İşte o mübarek Halifeye, Hz. Ali Efendimize, sabahın ışıkları girmeden geldiği mescitte, namaza duracakken, kalleşçe arkadan saldırdılar...
Üç kişiydiler !
Şebîb, Verdân ve İbn'i Mülcem, Allah onlara lanet etsin !
Şebîb erken davrandı ve öldürüldü…
Verdân'da birşey yapamadı yakalandı ve o da öldürüldü…
İbn'i Mülcem ise Hz. Ali Efendimizi öldüremedi yaraladı !
Belki de öldüremeyeceğini biliyordu, bari ne kadar olabilirse o kadar zarar vereyim, başaramasam da “Sahiplerimin ekmeğine yağ sürmüş olurum” diye düşündü…
Neden mi ?
Kılıcı zehirliydi !
Bugün olduğu gibi, birilerinin dilinin nasıl da zehirli olduğunu gördüğümüz gibi…
Kılıcındaki zehir nedeniyle, birkaç gün sonra Cennet gençlerinin Seyyidinin babası şehit oldu…
İbn'i Mülcem'e kısas cezası uygulandığı da anlatılır, muhtemelen yakılarak cesedinin şehir dışına gömüldüğü de kaynaklarda geçer…
O günkü Arap kültüründe saygı gösterilmemiş yakılarak-aşağılanarak gömülmüştü…

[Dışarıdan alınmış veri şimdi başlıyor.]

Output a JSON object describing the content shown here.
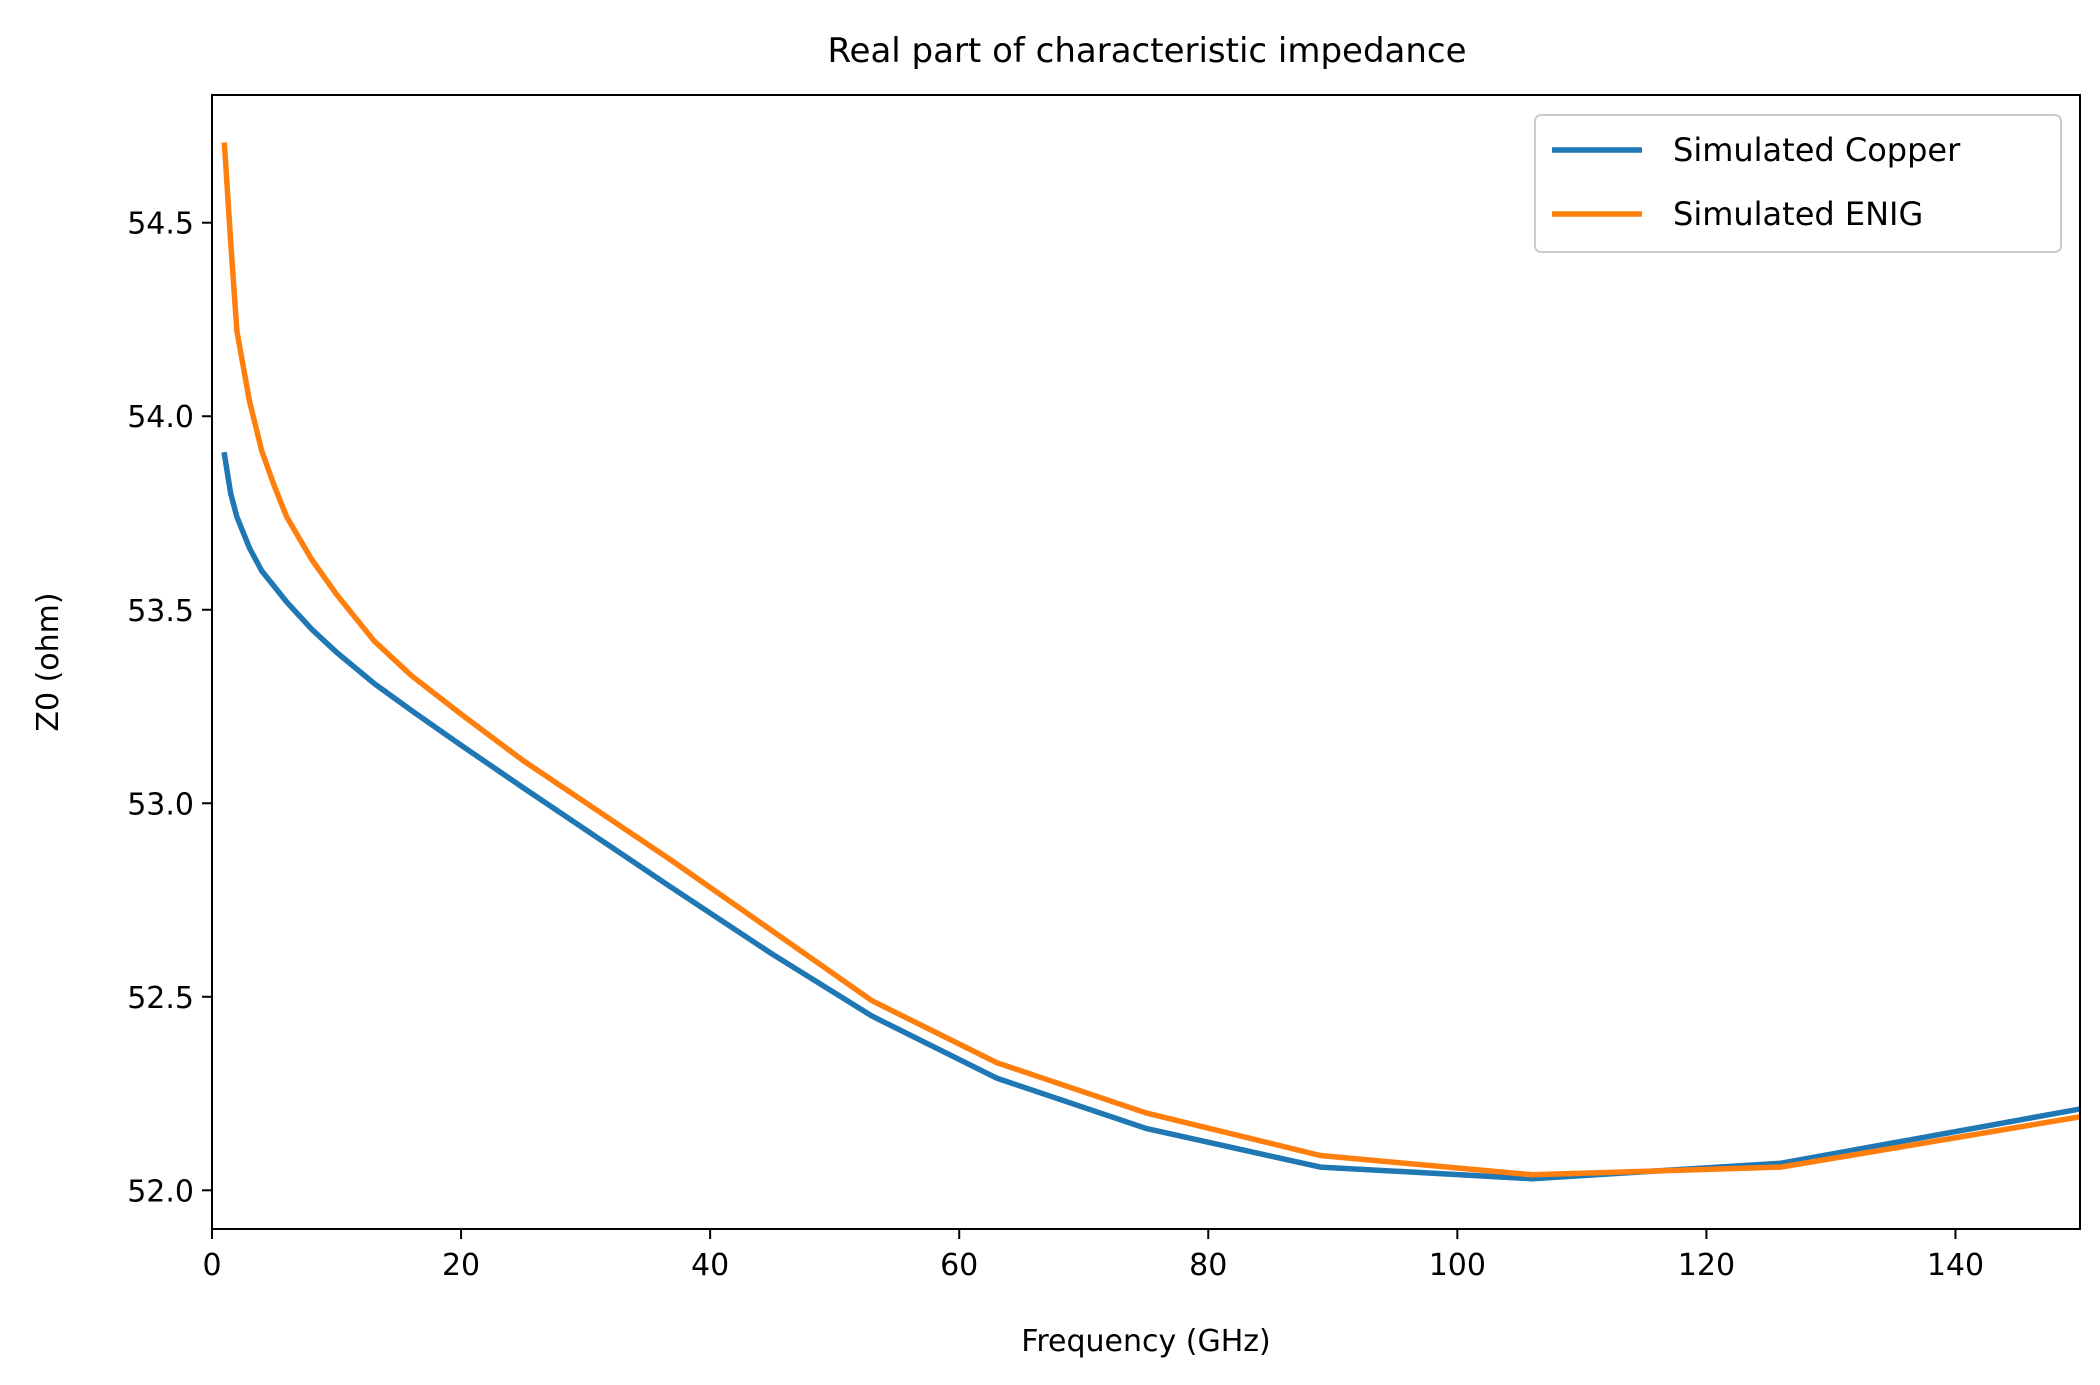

Takriben 15 asır geçmiş ve tıpkı bugün olanlara benzer şeyler olmuş değil mi ?
Sevabıyla, günahıyla, o mübarek Hz. Ali’nin yolunda yürüyen bir Adama yedi düvel saldırıyor, kendi insanları saldırıyor, yetmemiş bir de en yakınları saldırıyor !
Düşmanlarıyla birlikte hareket eden, yetiştirdiği adamlar saldırıyor !
Kimse onları tanımazken Devlete baş olsunlar diye, kendi hak kazandığı en yüksek makâmı bile eliyle iterek önünü açtığı adamlar saldırıyor !
Bileğinin gücüyle, halkının takdiriyle kazandığı koltuktan bile vazgeçip “kardeşim” dediği, yerini verdiği adamlar saldırıyor !
En acı yanı da “kendinden görünen” aynı kültürden geldiği, İbn’i Mülcem gibi adamlar saldırıyor !
Umarım, öldüklerinde İbn’i Mülcemler gibi anılacak miraslar bırakmazlar…
İbn’i Mülcem o günkü Arap kültüründe saygı gösterilmemiş aşağılanarak gömülmüştü…
Onlar da Üç kişiydiler…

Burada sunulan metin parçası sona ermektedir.